Evolution of vapor bubble radius and shell inner radius as given by the linear elasticity model under varying amplitudes of the acoustic waves (1 to 5 MPa) and two different shell conditions: left) G S = 100 MPa, and right) G S = 200 MPa

Full size image
Fig. 4
figure 4

Evolution of vapor bubble radius and shell inner radius as given by the nonlinear elasticity model under varying amplitudes of the acoustic waves (1 to 5 MPa) and two different shell conditions: left) G S = 100 MPa, and right) G S = 200 MPa

Full size image

5 Conclusion

Acoustic droplet vaporization (ADV) is a mechanism that holds great promise for potential clinical applications ranging from contrast agents in ultrasound, to the administration of drug cargos at specific target sites. The development of appropriate mathematical models can lead to a deeper understanding of the mechanisms and factors involved in the ADV process. Although both models discussed in this paper are based on the Rayleigh-Plesset equation—the models used different constitutive equations.
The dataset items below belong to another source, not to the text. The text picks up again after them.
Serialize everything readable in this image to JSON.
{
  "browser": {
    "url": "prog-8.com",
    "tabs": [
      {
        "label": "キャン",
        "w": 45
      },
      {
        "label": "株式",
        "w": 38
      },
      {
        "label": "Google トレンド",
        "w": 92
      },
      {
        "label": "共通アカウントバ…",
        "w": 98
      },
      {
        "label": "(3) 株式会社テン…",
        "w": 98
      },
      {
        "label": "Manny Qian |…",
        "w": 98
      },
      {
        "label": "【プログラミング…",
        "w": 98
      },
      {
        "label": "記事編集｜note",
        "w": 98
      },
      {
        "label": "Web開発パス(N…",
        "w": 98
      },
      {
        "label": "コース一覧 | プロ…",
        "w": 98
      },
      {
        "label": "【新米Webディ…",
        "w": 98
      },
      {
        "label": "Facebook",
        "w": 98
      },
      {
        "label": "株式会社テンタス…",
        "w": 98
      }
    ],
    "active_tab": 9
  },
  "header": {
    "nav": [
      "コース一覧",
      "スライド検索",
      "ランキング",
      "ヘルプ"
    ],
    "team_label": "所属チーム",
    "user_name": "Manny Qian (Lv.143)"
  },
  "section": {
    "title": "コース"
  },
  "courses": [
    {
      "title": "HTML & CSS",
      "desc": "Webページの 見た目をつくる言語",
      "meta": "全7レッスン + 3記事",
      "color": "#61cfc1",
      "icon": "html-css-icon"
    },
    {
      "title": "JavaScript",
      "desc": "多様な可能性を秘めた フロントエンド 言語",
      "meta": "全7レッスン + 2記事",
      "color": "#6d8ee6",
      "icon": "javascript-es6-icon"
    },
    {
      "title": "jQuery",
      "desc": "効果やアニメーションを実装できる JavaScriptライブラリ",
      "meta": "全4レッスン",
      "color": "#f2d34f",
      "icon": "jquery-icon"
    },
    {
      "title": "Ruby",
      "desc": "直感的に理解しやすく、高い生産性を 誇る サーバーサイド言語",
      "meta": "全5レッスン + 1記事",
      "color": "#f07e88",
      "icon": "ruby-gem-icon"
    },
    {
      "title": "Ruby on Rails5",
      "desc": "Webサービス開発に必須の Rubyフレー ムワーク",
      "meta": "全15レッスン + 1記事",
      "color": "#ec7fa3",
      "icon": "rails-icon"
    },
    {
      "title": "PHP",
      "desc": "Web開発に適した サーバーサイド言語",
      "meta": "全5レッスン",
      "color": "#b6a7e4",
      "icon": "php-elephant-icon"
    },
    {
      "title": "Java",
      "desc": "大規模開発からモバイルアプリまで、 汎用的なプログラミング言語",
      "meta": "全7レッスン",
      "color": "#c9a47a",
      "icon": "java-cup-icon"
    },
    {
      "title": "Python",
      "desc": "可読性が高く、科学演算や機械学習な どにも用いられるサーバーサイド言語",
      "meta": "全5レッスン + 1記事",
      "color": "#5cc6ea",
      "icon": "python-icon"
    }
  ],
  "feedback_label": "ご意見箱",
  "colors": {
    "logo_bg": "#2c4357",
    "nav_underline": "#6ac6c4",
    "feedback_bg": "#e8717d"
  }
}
The first model uses linear elasticity theory, whilst the second utilizes a Mooney-Rivlin model that is more suitable for large shell deformations. These models can be used to develop some understanding of the mechanisms that drive the ADV process, as well as to determine key factors in the vaporization process. The main purpose of this paper is to present and compare these two models presented in the literature to study the ADV process.